Auf der anderen Seite gibt es auch reine Unterhaltungsshows wie etwa ‘Herzjongleur’, wobei ich in Anlehnung an die ehemalige Fernsehserie ‘Herzblatt’ in verschiedene Jongleurrollen schlüpfe und eine Dame aus dem Publikum sich nachher ihren Herzjongleur aussuchen darf. Hierbei verschmelzen, Jonglage, Comedy und Kleinkunst.
Vor- und Nachteile des Künstlerlebens
Meine Entscheidung gegen einen sicheren und gut bezahlten Beamtenberuf und für eine unsichere Künstlerlaufbahn ist aus Sicht vieler Menschen unvernünftig, doch zugleich unheimlich erfüllend. Anstatt von materiellem Wohlstand habe ich die mir viel wichtigere Freiheit gewonnen, meine Shows so zu kreieren und zu spielen, dass sie mir und meinem Publikum gefallen. Ich möchte Menschen begeistern, anregen und motivieren.

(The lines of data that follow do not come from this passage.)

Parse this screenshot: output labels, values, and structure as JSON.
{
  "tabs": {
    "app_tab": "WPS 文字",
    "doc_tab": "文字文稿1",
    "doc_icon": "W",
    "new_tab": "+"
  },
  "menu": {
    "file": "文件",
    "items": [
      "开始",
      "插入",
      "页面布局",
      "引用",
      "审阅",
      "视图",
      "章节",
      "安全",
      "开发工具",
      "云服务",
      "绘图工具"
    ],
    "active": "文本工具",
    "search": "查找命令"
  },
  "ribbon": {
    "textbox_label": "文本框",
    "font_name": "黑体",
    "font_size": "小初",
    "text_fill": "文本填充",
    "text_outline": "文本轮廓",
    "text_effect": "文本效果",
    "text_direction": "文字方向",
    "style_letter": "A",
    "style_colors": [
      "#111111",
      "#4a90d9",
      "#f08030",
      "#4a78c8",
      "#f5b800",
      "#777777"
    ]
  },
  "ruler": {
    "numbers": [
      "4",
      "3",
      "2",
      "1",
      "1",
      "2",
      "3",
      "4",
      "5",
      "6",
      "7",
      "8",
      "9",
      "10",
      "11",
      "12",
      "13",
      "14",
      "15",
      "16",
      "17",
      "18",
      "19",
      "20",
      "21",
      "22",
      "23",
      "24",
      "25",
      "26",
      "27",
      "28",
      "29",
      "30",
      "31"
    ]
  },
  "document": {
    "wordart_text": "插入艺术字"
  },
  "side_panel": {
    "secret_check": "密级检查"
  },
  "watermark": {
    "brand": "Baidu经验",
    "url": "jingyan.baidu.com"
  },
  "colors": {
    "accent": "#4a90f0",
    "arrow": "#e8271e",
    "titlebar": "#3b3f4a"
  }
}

Doch auch mein Alltag ist sehr frei, was ich gar nicht mehr missen möchte. Damit erwächst aber auch viel Eigenverantwortung für die Gestaltung meiner Tage. Niemand außer mir schaut mir auf die Finger. Niemand kontrolliert, ob meine Zeit nutze, um voranzukommen, oder auf der faulen Haut liege. Als Künstler können wir starken Stimmungsschwankungen ausgesetzt sein. Von auftrittsarmen Wintermonaten mit wenig Antrieb bis hin zu kreativen Schüben und erfolgreichen Kunstabenden im Sommer. Ich bin nicht nur Künstler, sondern zugleich mein eigener Coach, Regisseur, Manager und Finanzberater.
Dennoch habe ich die Entscheidung, es zu versuchen und voll durchzuziehen, nie bereut. Denn ich glaube fest daran, dass wir am Ende des Lebens am meisten die Dinge bereuen, die wir nicht versucht haben, aber uns immer gewünscht haben.
Sandra
Wusste gar nicht, dass du auch für Blogs schreibst. 😀 Interessante Geschichte 🙂 Finde die Metapher toll, mit den einzelnen Lebensaspekten zu jonglieren. Und witzig: wollte früher auch Lehrerin werden. Gut, dass es nicht so verlaufen ist bei uns beiden 😀
Christian Blessing
Danke dir! 🙂 Dazu ein Buchtipp: Lessons from the Art of Juggling von Michael Gelb und Tony Buzan!